Jupyter Notebook Workflow
The Jupyter Notebook is an open-source web application that allows creating and sharing documents that contain live code, equations, visualizations and narrative text. Uses include: data cleaning and transformation, numerical simulation, statistical modeling, data visualization, machine learning, and much more.
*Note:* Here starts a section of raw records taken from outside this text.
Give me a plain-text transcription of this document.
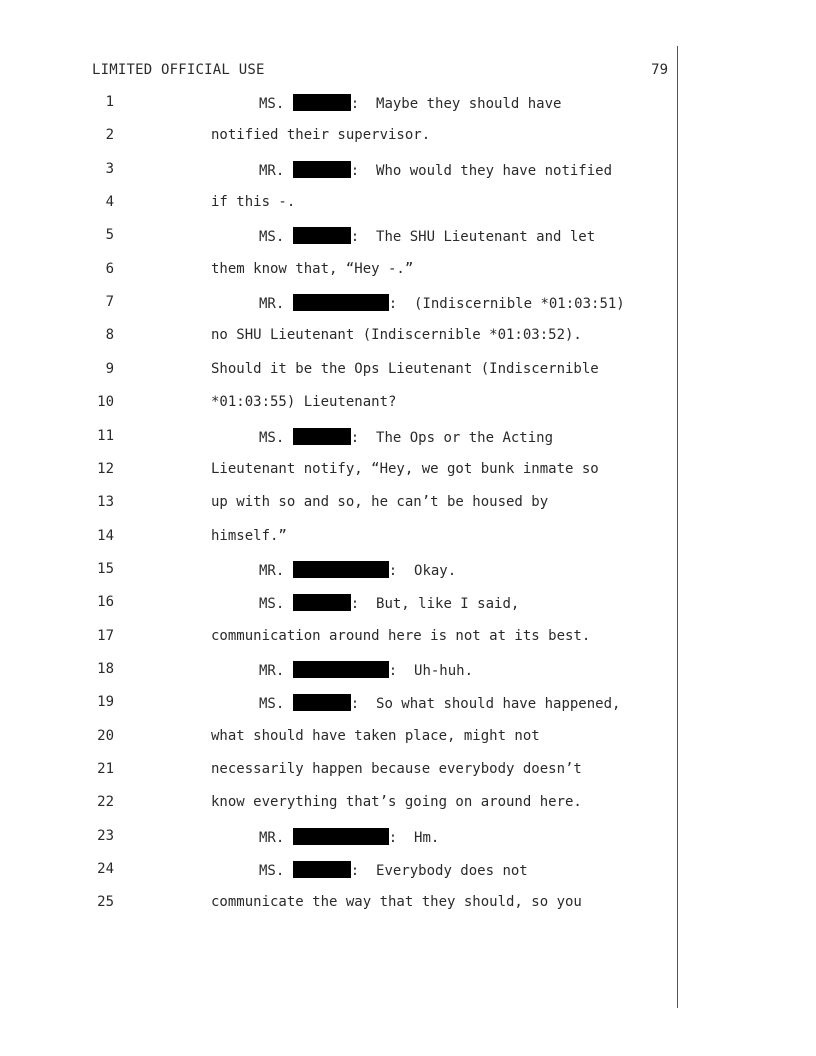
LIMITED OFFICIAL USE	79
1	MS.	:  Maybe they should have
2	notified their supervisor.
3	MR.	:  Who would they have notified
4	if this -.
5	MS.	:  The SHU Lieutenant and let
6	them know that, “Hey -.”
7	MR.	:  (Indiscernible *01:03:51)
8	no SHU Lieutenant (Indiscernible *01:03:52).
9	Should it be the Ops Lieutenant (Indiscernible
10	*01:03:55) Lieutenant?
11	MS.	:  The Ops or the Acting
12	Lieutenant notify, “Hey, we got bunk inmate so
13	up with so and so, he can’t be housed by
14	himself.”
15	MR.	:  Okay.
16	MS.	:  But, like I said,
17	communication around here is not at its best.
18	MR.	:  Uh-huh.
19	MS.	:  So what should have happened,
20	what should have taken place, might not
21	necessarily happen because everybody doesn’t
22	know everything that’s going on around here.
23	MR.	:  Hm.
24	MS.	:  Everybody does not
25	communicate the way that they should, so you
Visit Jupyter.org for more information.
Starting a Jupyter server instance
To launch a Jupyter instance on the Slurm cluster, first log into a Slurm submission node:
ssh shellhost
Next, either create a conda environment with the package notebook
from the channel conda-forge
or install the package in an existing environment.
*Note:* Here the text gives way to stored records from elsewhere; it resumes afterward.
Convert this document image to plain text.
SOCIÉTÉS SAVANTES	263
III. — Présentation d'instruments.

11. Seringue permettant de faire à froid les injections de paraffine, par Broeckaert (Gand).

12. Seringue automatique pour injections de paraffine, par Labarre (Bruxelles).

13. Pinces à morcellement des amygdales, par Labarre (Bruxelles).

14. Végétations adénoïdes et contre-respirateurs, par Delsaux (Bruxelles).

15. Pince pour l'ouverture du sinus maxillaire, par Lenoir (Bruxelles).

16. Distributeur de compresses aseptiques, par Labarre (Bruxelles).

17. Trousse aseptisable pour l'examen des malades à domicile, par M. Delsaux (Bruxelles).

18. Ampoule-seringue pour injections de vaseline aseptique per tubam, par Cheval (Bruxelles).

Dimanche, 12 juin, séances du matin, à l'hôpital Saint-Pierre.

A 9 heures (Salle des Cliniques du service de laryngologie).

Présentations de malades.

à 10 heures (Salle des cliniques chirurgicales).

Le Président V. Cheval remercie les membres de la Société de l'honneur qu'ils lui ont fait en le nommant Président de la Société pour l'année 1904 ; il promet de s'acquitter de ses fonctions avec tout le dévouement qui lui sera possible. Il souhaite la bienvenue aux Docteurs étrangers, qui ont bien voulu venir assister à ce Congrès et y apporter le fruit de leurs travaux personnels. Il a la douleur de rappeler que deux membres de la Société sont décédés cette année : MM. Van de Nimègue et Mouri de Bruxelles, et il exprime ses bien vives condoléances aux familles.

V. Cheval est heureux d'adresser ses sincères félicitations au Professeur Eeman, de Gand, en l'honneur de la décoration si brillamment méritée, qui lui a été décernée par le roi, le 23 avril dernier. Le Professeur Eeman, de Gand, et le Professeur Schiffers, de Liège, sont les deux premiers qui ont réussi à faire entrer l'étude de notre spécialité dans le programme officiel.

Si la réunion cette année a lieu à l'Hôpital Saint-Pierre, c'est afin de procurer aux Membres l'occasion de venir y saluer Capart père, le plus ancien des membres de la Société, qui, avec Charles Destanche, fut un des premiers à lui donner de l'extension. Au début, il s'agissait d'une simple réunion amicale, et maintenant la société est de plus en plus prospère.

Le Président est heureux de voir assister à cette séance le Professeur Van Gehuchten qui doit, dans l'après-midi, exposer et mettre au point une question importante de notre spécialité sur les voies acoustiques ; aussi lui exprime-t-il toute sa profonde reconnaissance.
conda create -n myproject -c conda-forge notebook
conda activate myproject
The Jupyter startup command can now be submitted to Slurm. Here is a minimal example of an sbatch script called jupyter.sh
which launches Jupyter on a worker node with 8 allocated CPU cores and an 8-hour deadline:
$ cat jupyter.sh
#!/usr/bin/env bash
#SBATCH --time 08:00:00
#SBATCH --cpus-per-task=8
jupyter notebook --ip 0.0.0.0 --no-browser
Submit the job and follow the output:
$ sbatch jupyter.sh
Submitted batch job 1234
$ tail -F slurm-1234.out
The hostname, port number and authorization token are displayed upon startup. For example:
[I 06:30:19.290 NotebookApp] Serving notebooks from local directory: /homes/jan
[I 06:30:19.290 NotebookApp] Jupyter Notebook 6.4.5 is running at:
[I 06:30:19.290 NotebookApp] http://g1-7.ikim.uk-essen.de:8888/ ?token=d6e1289f41b1433b557c06dd78c9d716180dc2a8ea61e8a9
[I 06:30:19.290 NotebookApp] or http://127.0.0.1:8888/ ?token=d6e1289f41b1433b557c06dd78c9d716180dc2a8ea61e8a9
[I 06:30:19.290 NotebookApp] Use Control-C to stop this server and shut down all kernels (twice to skip confirmation).
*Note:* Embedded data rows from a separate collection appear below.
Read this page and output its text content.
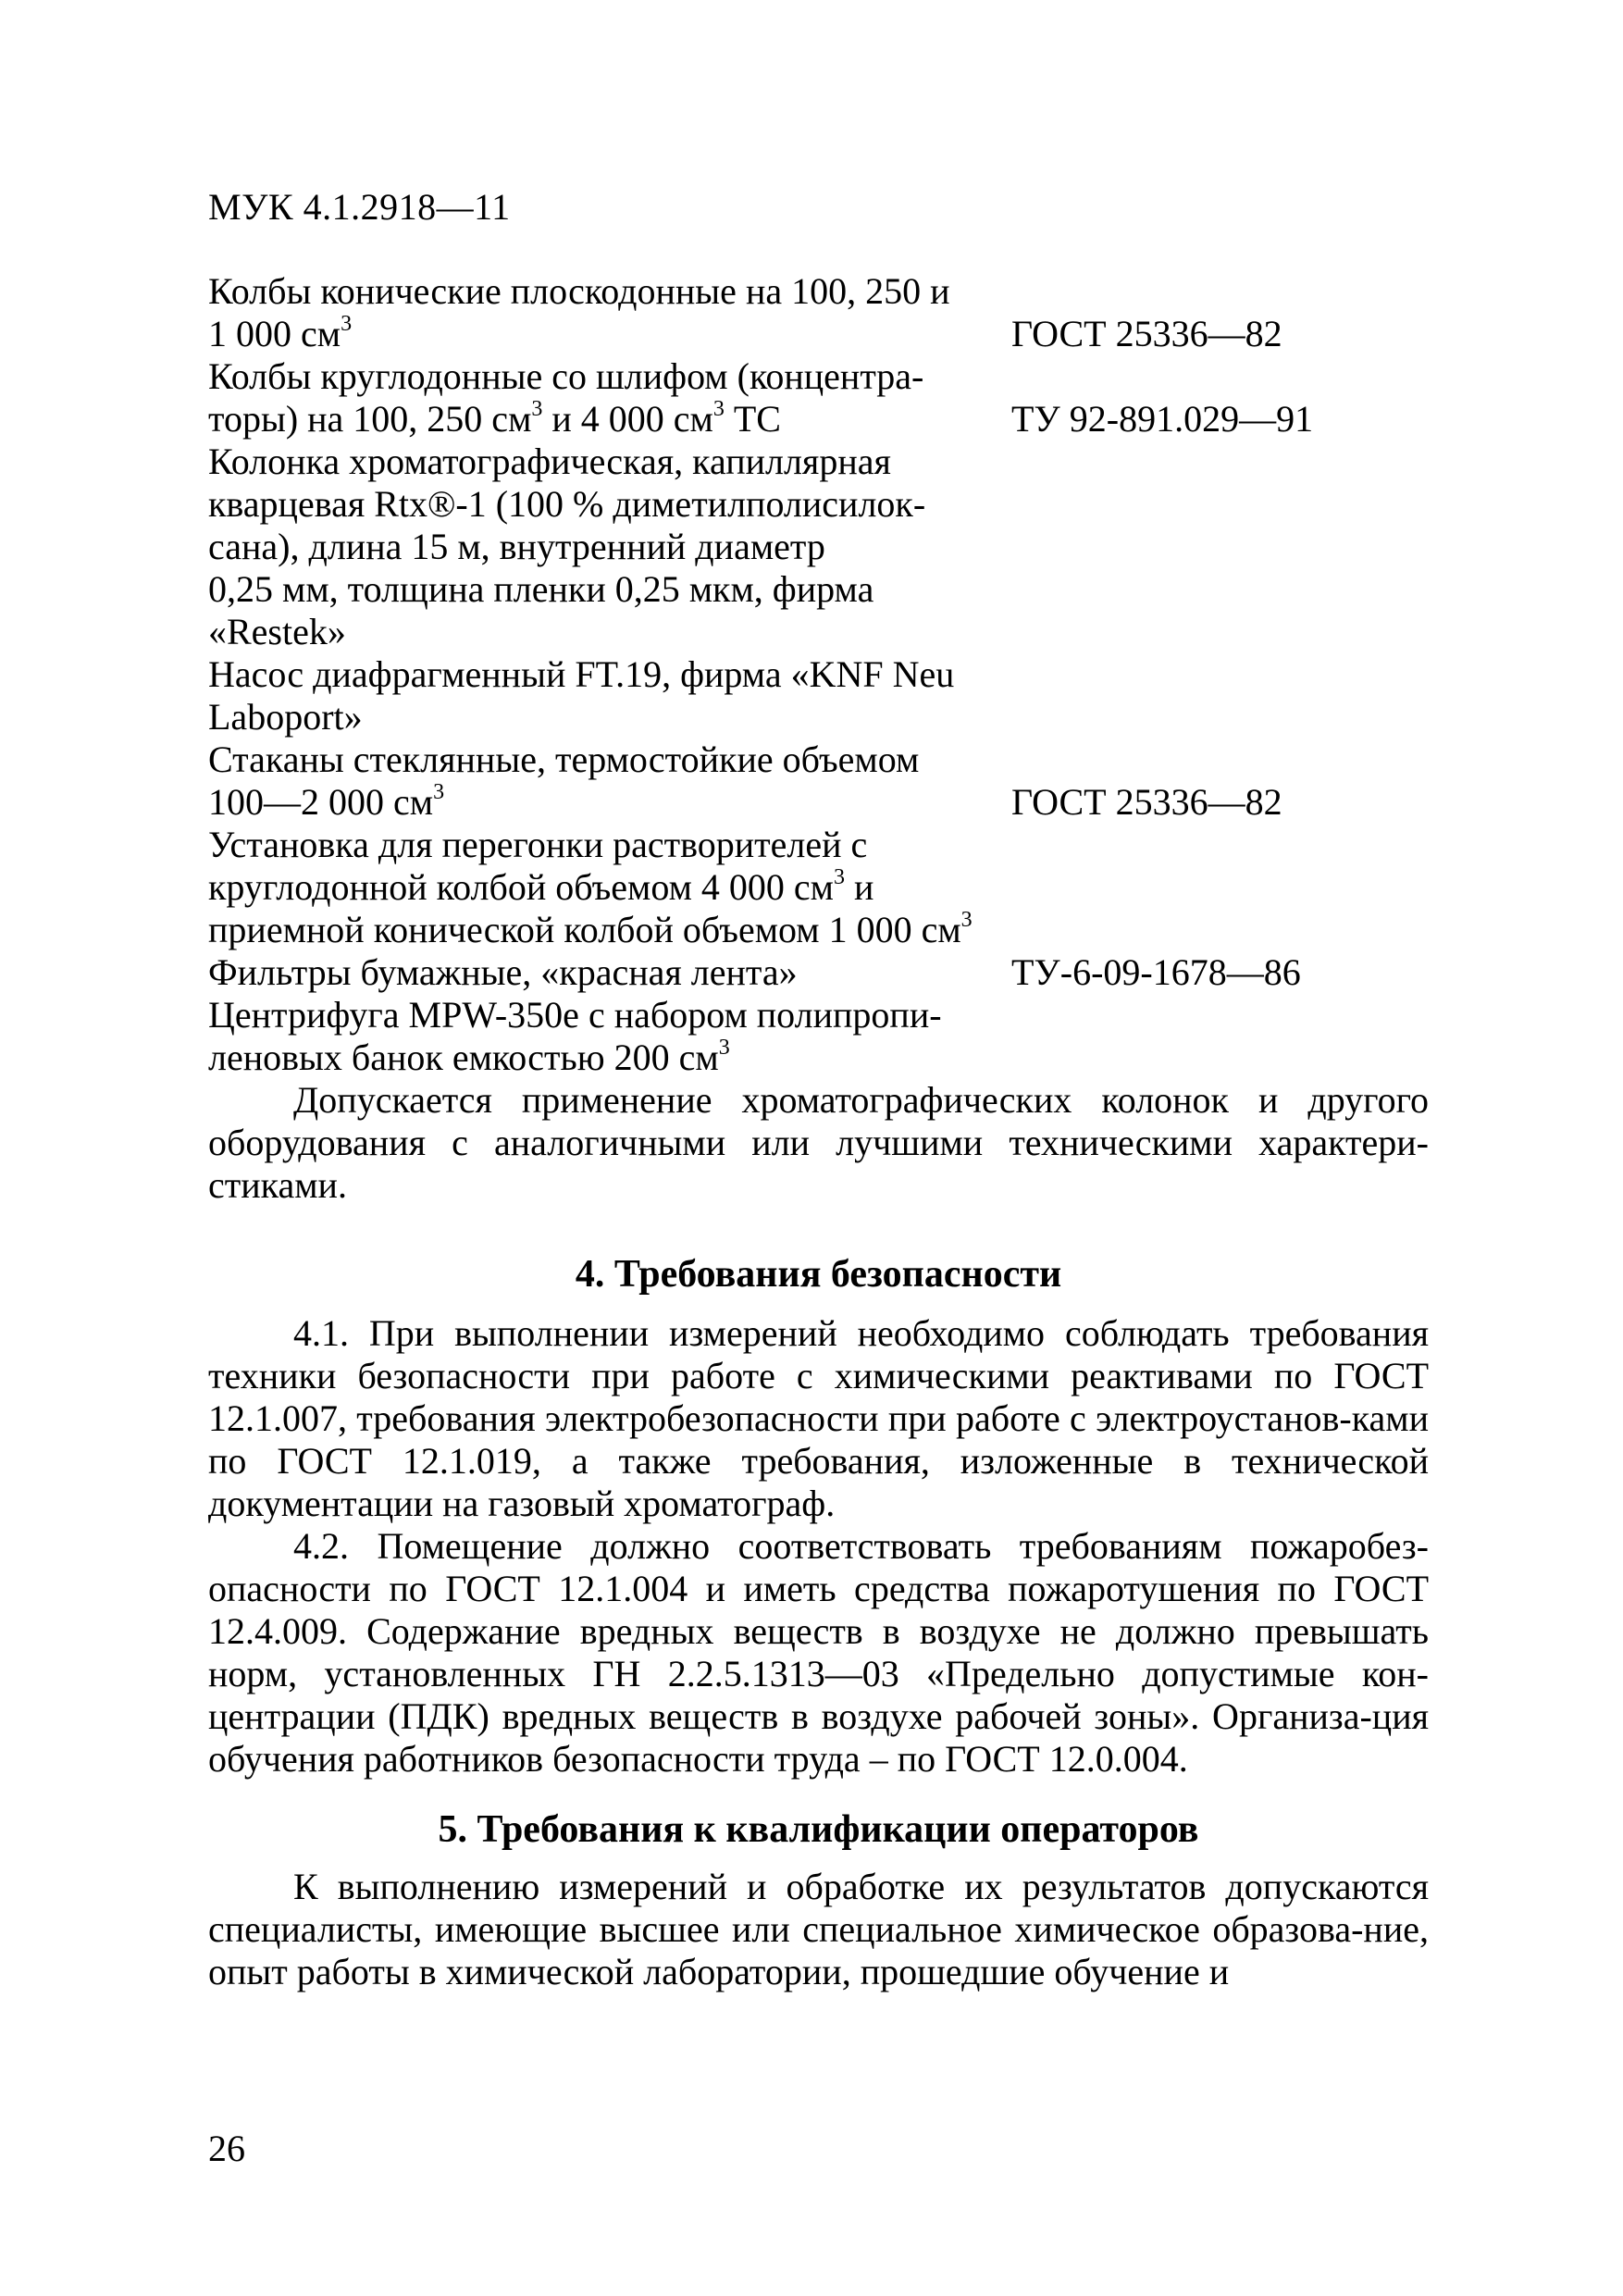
МУК 4.1.2918—11
Колбы конические плоскодонные на 100, 250 и
1 000 $см^3$	ГОСТ 25336—82
Колбы круглодонные со шлифом (концентра-
торы) на 100, 250 $см^3$ и 4 000 $см^3$ ТС	ТУ 92-891.029—91
Колонка хроматографическая, капиллярная
кварцевая Rtx®-1 (100 % диметилполисилок-
сана), длина 15 м, внутренний диаметр
0,25 мм, толщина пленки 0,25 мкм, фирма
«Restek»
Насос диафрагменный FT.19, фирма «KNF Neu
Laboport»
Стаканы стеклянные, термостойкие объемом
100—2 000 $см^3$	ГОСТ 25336—82
Установка для перегонки растворителей с
круглодонной колбой объемом 4 000 $см^3$ и
приемной конической колбой объемом 1 000 $см^3$
Фильтры бумажные, «красная лента»	ТУ-6-09-1678—86
Центрифуга MPW-350e с набором полипропи-
леновых банок емкостью 200 $см^3$

Допускается применение хроматографических колонок и другого оборудования с аналогичными или лучшими техническими характери-стиками.

4. Требования безопасности

4.1. При выполнении измерений необходимо соблюдать требования техники безопасности при работе с химическими реактивами по ГОСТ 12.1.007, требования электробезопасности при работе с электроустанов-ками по ГОСТ 12.1.019, а также требования, изложенные в технической документации на газовый хроматограф.

4.2. Помещение должно соответствовать требованиям пожаробез-опасности по ГОСТ 12.1.004 и иметь средства пожаротушения по ГОСТ 12.4.009. Содержание вредных веществ в воздухе не должно превышать норм, установленных ГН 2.2.5.1313—03 «Предельно допустимые кон-центрации (ПДК) вредных веществ в воздухе рабочей зоны». Организа-ция обучения работников безопасности труда – по ГОСТ 12.0.004.

5. Требования к квалификации операторов

К выполнению измерений и обработке их результатов допускаются специалисты, имеющие высшее или специальное химическое образова-ние, опыт работы в химической лаборатории, прошедшие обучение и

26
[C 06:30:19.296 NotebookApp]
To access the notebook, open this file in a browser:
file:///homes/jan/.local/share/jupyter/runtime/nbserver-426528-open.html
Or copy and paste one of these URLs:
http://g1-7.ikim.uk-essen.de:8888/?token=d6e1289f41b1433b557c06dd78c9d716180dc2a8ea61e8a9
or http://127.0.0.1:8888/?token=d6e1289f41b1433b557c06dd78c9d716180dc2a8ea61e8a9
The output above contains the following information:
- The hostname of the worker node:
g1-7
. - The port number:
8888
. - The authorization token:
d6e1289f41b1433b557c06dd78c9d716180dc2a8ea61e8a9
.
Connecting to the remote Jupyter server
From a browser on the local machine
Worker nodes in the cluster are not exposed to the internet. In order to reach a cluster node from a local browser, an SSH tunnel through the login node must be launched. Open a terminal and execute the following command, replacing the hostname and port number from the example with the actual values:
ssh -N -L 8888:g1-7:8888 ikim
This command creates an SSH tunnel such that all traffic to localhost:8888
passes through the host ikim
and reaches the destination g1-7:8888
. The terminal will simply hang, indicating that the tunnel has been created.
Open a browser and paste the URL provided by Jupyter. Since the traffic needs to flow through the tunnel, replace the target host with localhost
:
http://localhost:8888/?token=d6e1289f41b1433b557c06dd78c9d716180dc2a8ea61e8a9
The Jupyter landing page should appear:
To verify that the notebook is running on the remote host and within the conda environment:
From Visual Studio Code
Connect to a Slurm submission node as described in Connect to a remote host. When prompted for the target host, type shellhost
. From there, connect to the Jupyter server as described in Connect to a remote Jupyter server. When prompted for the URL, simply copy and paste the URL displayed in the output from jupyter notebook
. As opposed to the browser method, in this case the connection originates from inside the cluster and there's no need to set up port forwarding.